Listen now: Samsung Intensity III call quality sample
The device runs on 1X technology, so don't expect blazing-fast data speeds. Loading the CNET mobile site took an average of 8 seconds, The New York Times loaded in 10 seconds, and ESPN took an average of 12 seconds. Keep in mind that these mobile sites don't appear like they would on higher-end smartphones. A lot of coding is stripped away, so the site is modified to show only some of the graphics and images.
Watching YouTube wasn't pleasant. Just like recorded video, YouTube videos don't play in the full area of the display and in fact only occupy about a fifth of the screen.
As for its ruggedness, I dropped and kicked the handset down several flights of stairs, and it only suffered a few scratches here and there. The screen stayed intact and the sliding keyboard still felt snappy after the tumbles. However, during one particularly hard landing, the back plate and battery flew off. After I put the pieces back together, everything was still fully operational.
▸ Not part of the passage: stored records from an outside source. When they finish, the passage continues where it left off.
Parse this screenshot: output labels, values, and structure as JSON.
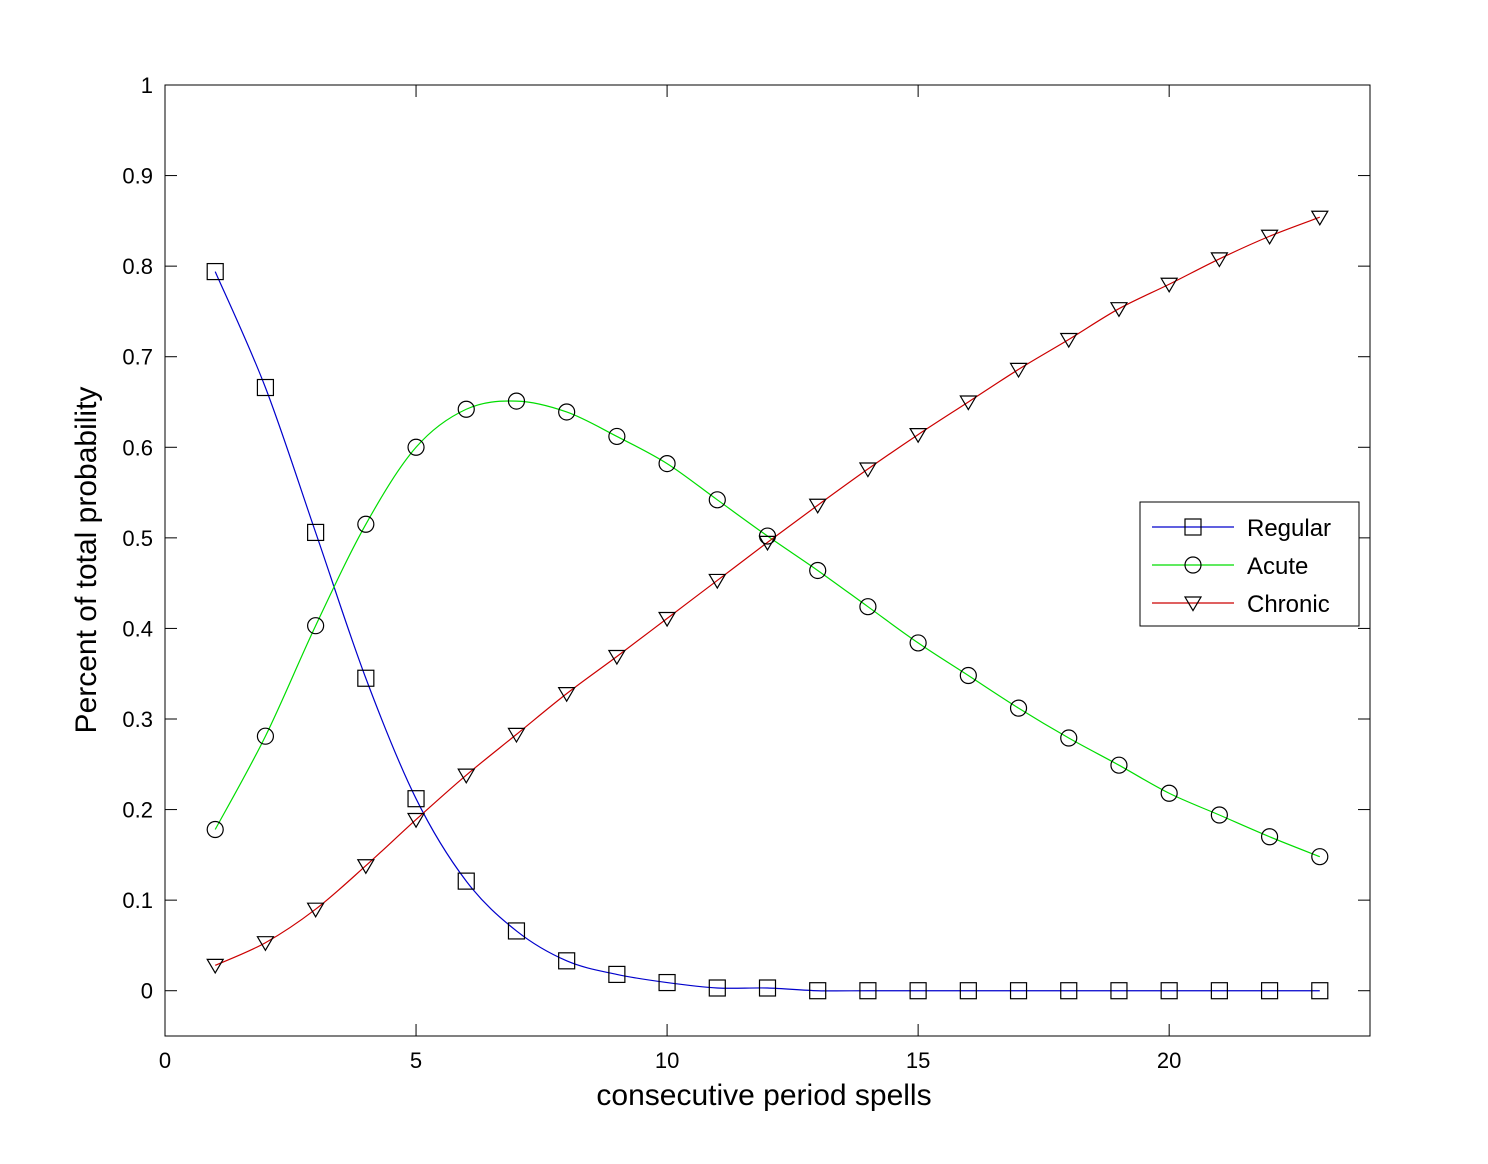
{
  "chart_data": {
    "type": "line",
    "title": "",
    "xlabel": "consecutive period spells",
    "ylabel": "Percent of total probability",
    "xlim": [
      0,
      24
    ],
    "ylim": [
      -0.05,
      1
    ],
    "xticks": [
      0,
      5,
      10,
      15,
      20
    ],
    "yticks": [
      0,
      0.1,
      0.2,
      0.3,
      0.4,
      0.5,
      0.6,
      0.7,
      0.8,
      0.9,
      1
    ],
    "xtick_labels": [
      "0",
      "5",
      "10",
      "15",
      "20"
    ],
    "ytick_labels": [
      "0",
      "0.1",
      "0.2",
      "0.3",
      "0.4",
      "0.5",
      "0.6",
      "0.7",
      "0.8",
      "0.9",
      "1"
    ],
    "grid": false,
    "legend_position": "right",
    "x": [
      1,
      2,
      3,
      4,
      5,
      6,
      7,
      8,
      9,
      10,
      11,
      12,
      13,
      14,
      15,
      16,
      17,
      18,
      19,
      20,
      21,
      22,
      23
    ],
    "series": [
      {
        "name": "Regular",
        "color": "#0000cc",
        "marker": "square",
        "values": [
          0.794,
          0.666,
          0.506,
          0.345,
          0.212,
          0.121,
          0.066,
          0.033,
          0.018,
          0.009,
          0.003,
          0.003,
          0.0,
          0.0,
          0.0,
          0.0,
          0.0,
          0.0,
          0.0,
          0.0,
          0.0,
          0.0,
          0.0
        ]
      },
      {
        "name": "Acute",
        "color": "#00dd00",
        "marker": "circle",
        "values": [
          0.178,
          0.281,
          0.403,
          0.515,
          0.6,
          0.642,
          0.651,
          0.639,
          0.612,
          0.582,
          0.542,
          0.502,
          0.464,
          0.424,
          0.384,
          0.348,
          0.312,
          0.279,
          0.249,
          0.218,
          0.194,
          0.17,
          0.148
        ]
      },
      {
        "name": "Chronic",
        "color": "#cc0000",
        "marker": "triangle-down",
        "values": [
          0.028,
          0.053,
          0.09,
          0.138,
          0.189,
          0.238,
          0.283,
          0.328,
          0.369,
          0.411,
          0.453,
          0.495,
          0.536,
          0.576,
          0.614,
          0.65,
          0.686,
          0.719,
          0.753,
          0.78,
          0.808,
          0.833,
          0.854
        ]
      }
    ]
  }
}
Though I don't doubt that the modern fragile smartphones of today wouldn't have fared as well, the Intensity III didn't feel any sturdier than other standard feature phones. Plus, people looking for rugged phones probably want water resistance as well, which this doesn't offer.
During our battery drain tests, the phone lasted 7.25 hours and had a solid battery life. After a day spent talking on the phone, texting, and browsing the Web, only about one battery notch (out of four) would disappear. It can also last a handful of days without a charge. According to FCC radiation tests, the phone has a digital SAR rating of 0.66W/kg.
Unfortunately, the Samsung Intensity III isn't so "intense." Although it can survive the hard bumps of daily (and sometimes, not-so-daily) use, to be worth its rugged salt, it should be water-resistant as well. In addition, its unattractive look and its all-too-flat keyboard surface are two design flaws I can't get over.
Ultimately, even though it makes solid calls and has a great call simulator for bad social situations you want to get out of, its low specs aren't worth it. Instead, consider the LG Extravert. It too is a simple feature phone on Verizon's network that has a sliding keyboard, but it has much more comfortable keys.